New AI method corrects MRI motion artifacts with 0.75 dB PSNR gain
A unified framework handles any contrast and severity without retraining.
Motion artifacts remain a major challenge in MRI, degrading image quality and diagnostic reliability. Existing deep learning methods are contrast-specific and fail to generalize across different MRI modalities or varying artifact severities. A team of researchers from Shanghai Jiao Tong University, Duke University, and other institutions tackles this with a parameter-informed disentanglement and adaptive experts framework. They pretrain a model called ScanCLIP on over 30,000 MRI text-image pairs to learn contrast embeddings from acquisition parameters, effectively disentangling contrast style from anatomical content. This yields contrast-free features that can be processed uniformly.

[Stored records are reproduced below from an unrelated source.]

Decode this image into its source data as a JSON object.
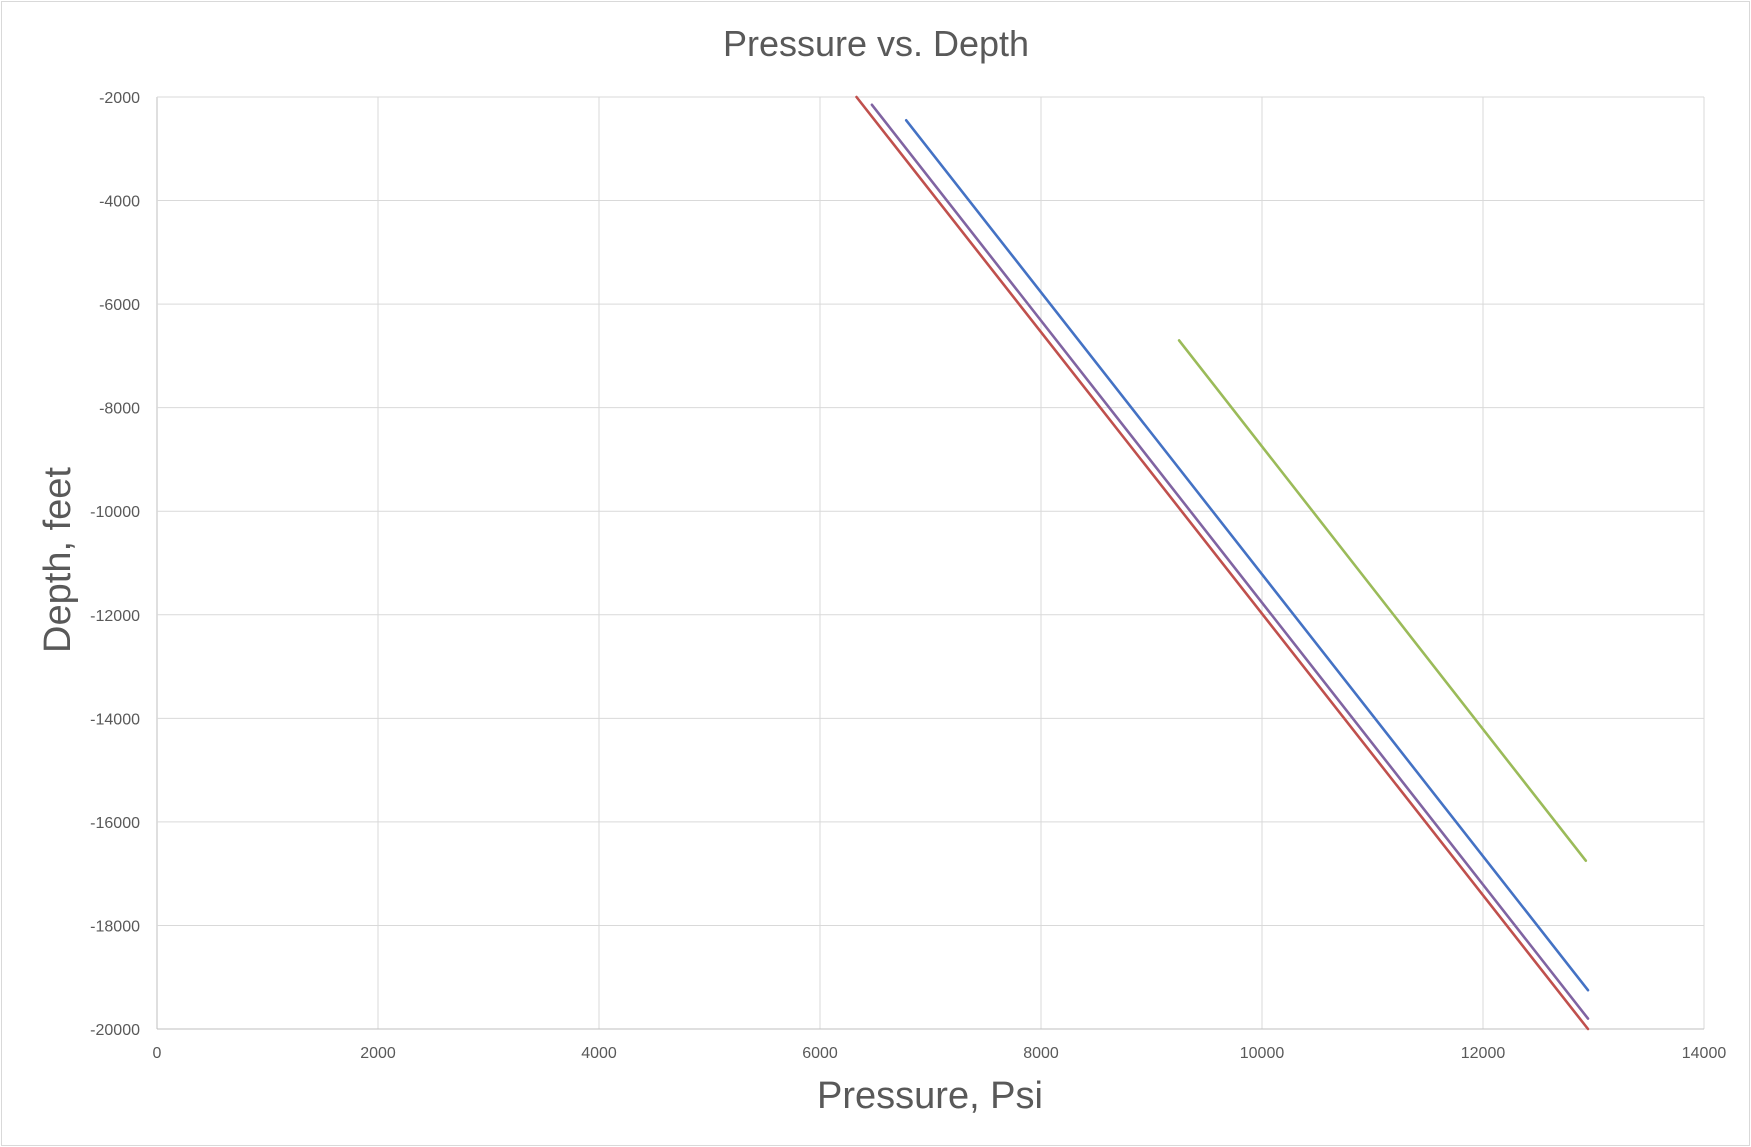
{
  "chart_data": {
    "type": "line",
    "title": "Pressure vs. Depth",
    "xlabel": "Pressure, Psi",
    "ylabel": "Depth, feet",
    "xlim": [
      0,
      14000
    ],
    "ylim": [
      -20000,
      -2000
    ],
    "x_ticks": [
      0,
      2000,
      4000,
      6000,
      8000,
      10000,
      12000,
      14000
    ],
    "y_ticks": [
      -2000,
      -4000,
      -6000,
      -8000,
      -10000,
      -12000,
      -14000,
      -16000,
      -18000,
      -20000
    ],
    "grid": true,
    "legend": "none",
    "series": [
      {
        "color": "#4472c4",
        "x": [
          6780,
          12950
        ],
        "y": [
          -2450,
          -19250
        ]
      },
      {
        "color": "#c0504d",
        "x": [
          6330,
          12950
        ],
        "y": [
          -2000,
          -20000
        ]
      },
      {
        "color": "#8064a2",
        "x": [
          6470,
          12950
        ],
        "y": [
          -2150,
          -19800
        ]
      },
      {
        "color": "#9bbb59",
        "x": [
          9250,
          12930
        ],
        "y": [
          -6700,
          -16750
        ]
      }
    ]
  }
}
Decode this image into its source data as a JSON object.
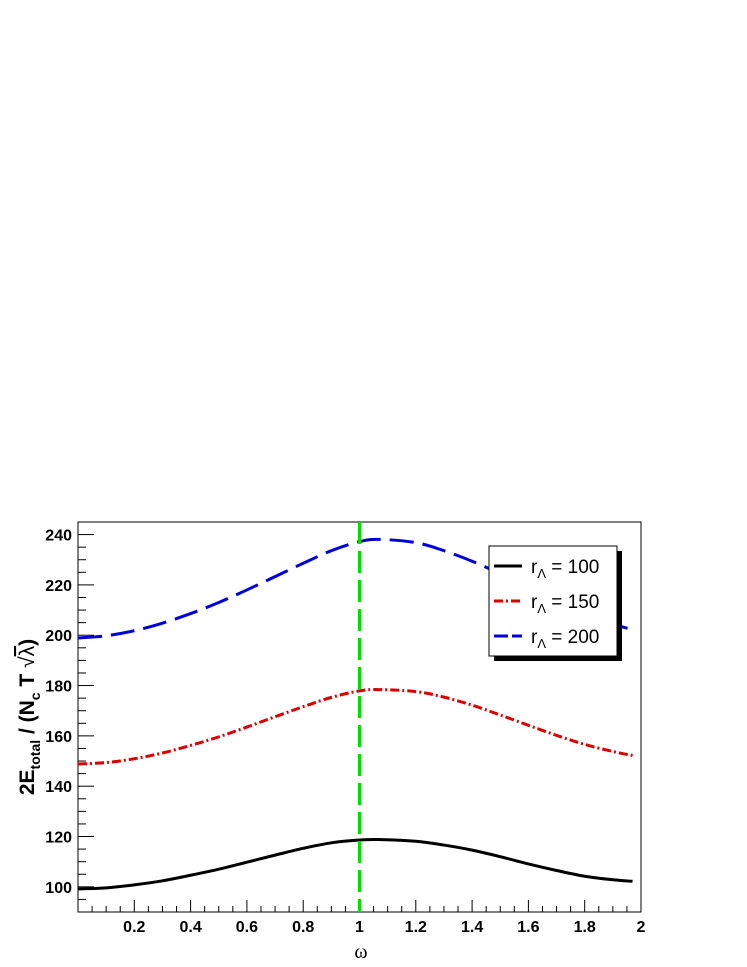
{
  "chart_data": {
    "type": "line",
    "xlabel": "ω",
    "ylabel": {
      "prefix": "2E",
      "subscript": "total",
      "middle": " / (N",
      "subscript2": "c",
      "tail": " T ",
      "sqrt_arg": "λ",
      "close": ")"
    },
    "xlim": [
      0,
      2
    ],
    "ylim": [
      90,
      245
    ],
    "x_ticks": [
      "0.2",
      "0.4",
      "0.6",
      "0.8",
      "1",
      "1.2",
      "1.4",
      "1.6",
      "1.8",
      "2"
    ],
    "y_ticks": [
      "100",
      "120",
      "140",
      "160",
      "180",
      "200",
      "220",
      "240"
    ],
    "vertical_line": {
      "x": 1,
      "color": "#00dd00",
      "style": "dashed"
    },
    "legend": {
      "placement": "top-right"
    },
    "series": [
      {
        "name": "100",
        "legend_prefix": "r",
        "legend_sub": "Λ",
        "legend_eq": " = ",
        "color": "#000000",
        "style": "solid",
        "x": [
          0,
          0.1,
          0.2,
          0.3,
          0.4,
          0.5,
          0.6,
          0.7,
          0.8,
          0.9,
          1.0,
          1.07,
          1.2,
          1.3,
          1.4,
          1.5,
          1.6,
          1.7,
          1.8,
          1.9,
          1.97
        ],
        "y": [
          99.2,
          99.6,
          100.8,
          102.4,
          104.6,
          107.0,
          109.8,
          112.6,
          115.3,
          117.5,
          118.6,
          118.8,
          118.1,
          116.6,
          114.6,
          112.0,
          109.1,
          106.5,
          104.2,
          102.8,
          102.2
        ]
      },
      {
        "name": "150",
        "legend_prefix": "r",
        "legend_sub": "Λ",
        "legend_eq": " = ",
        "color": "#dd0000",
        "style": "dash-dot",
        "x": [
          0,
          0.1,
          0.2,
          0.3,
          0.4,
          0.5,
          0.6,
          0.7,
          0.8,
          0.9,
          1.0,
          1.07,
          1.2,
          1.3,
          1.4,
          1.5,
          1.6,
          1.7,
          1.8,
          1.9,
          1.97
        ],
        "y": [
          148.8,
          149.4,
          150.9,
          153.2,
          156.2,
          159.6,
          163.5,
          167.6,
          171.6,
          175.3,
          177.9,
          178.4,
          177.6,
          175.4,
          172.2,
          168.3,
          164.2,
          160.2,
          156.6,
          153.8,
          152.2
        ]
      },
      {
        "name": "200",
        "legend_prefix": "r",
        "legend_sub": "Λ",
        "legend_eq": " = ",
        "color": "#0000dd",
        "style": "long-dash",
        "x": [
          0,
          0.1,
          0.2,
          0.3,
          0.4,
          0.5,
          0.6,
          0.7,
          0.8,
          0.9,
          1.0,
          1.07,
          1.2,
          1.3,
          1.4,
          1.5,
          1.6,
          1.7,
          1.8,
          1.9,
          1.97
        ],
        "y": [
          198.9,
          199.8,
          201.8,
          204.8,
          208.6,
          213.0,
          218.0,
          223.3,
          228.6,
          233.6,
          237.2,
          238.1,
          236.8,
          233.6,
          229.4,
          224.5,
          219.0,
          213.6,
          208.6,
          204.5,
          202.2
        ]
      }
    ]
  }
}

The system then employs a Vision Transformer to estimate motion severity from these features, routing them through a Mixture-of-Experts (MoE) network that applies targeted correction based on artifact severity. A dual-pathway decoder reconstructs both the clean image and a residual artifact map, enforcing image-space consistency. On IXI and HCP benchmarks, the method achieves 0.75 dB higher PSNR and up to 0.0279 higher SSIM than state-of-the-art approaches, with larger gains at higher artifact severities. Critically, it demonstrates robust zero-shot generalization on real-world clinical data acquired with unseen scanning parameters, where prior methods either fail to remove artifacts or introduce additional distortions.
- ScanCLIP, pretrained on 30,000 MRI text-image pairs, disentangles contrast style from anatomy using acquisition parameters.
- Mixture-of-Experts network with Vision Transformer severity estimation enables targeted motion artifact correction per input.
- Achieves 0.75 dB PSNR and 0.0279 SSIM improvement over state-of-the-art on IXI/HCP, with zero-shot clinical generalization.
Why It Matters
This can reduce repeat scans and improve diagnosis from motion-degraded MRI without retraining for each contrast.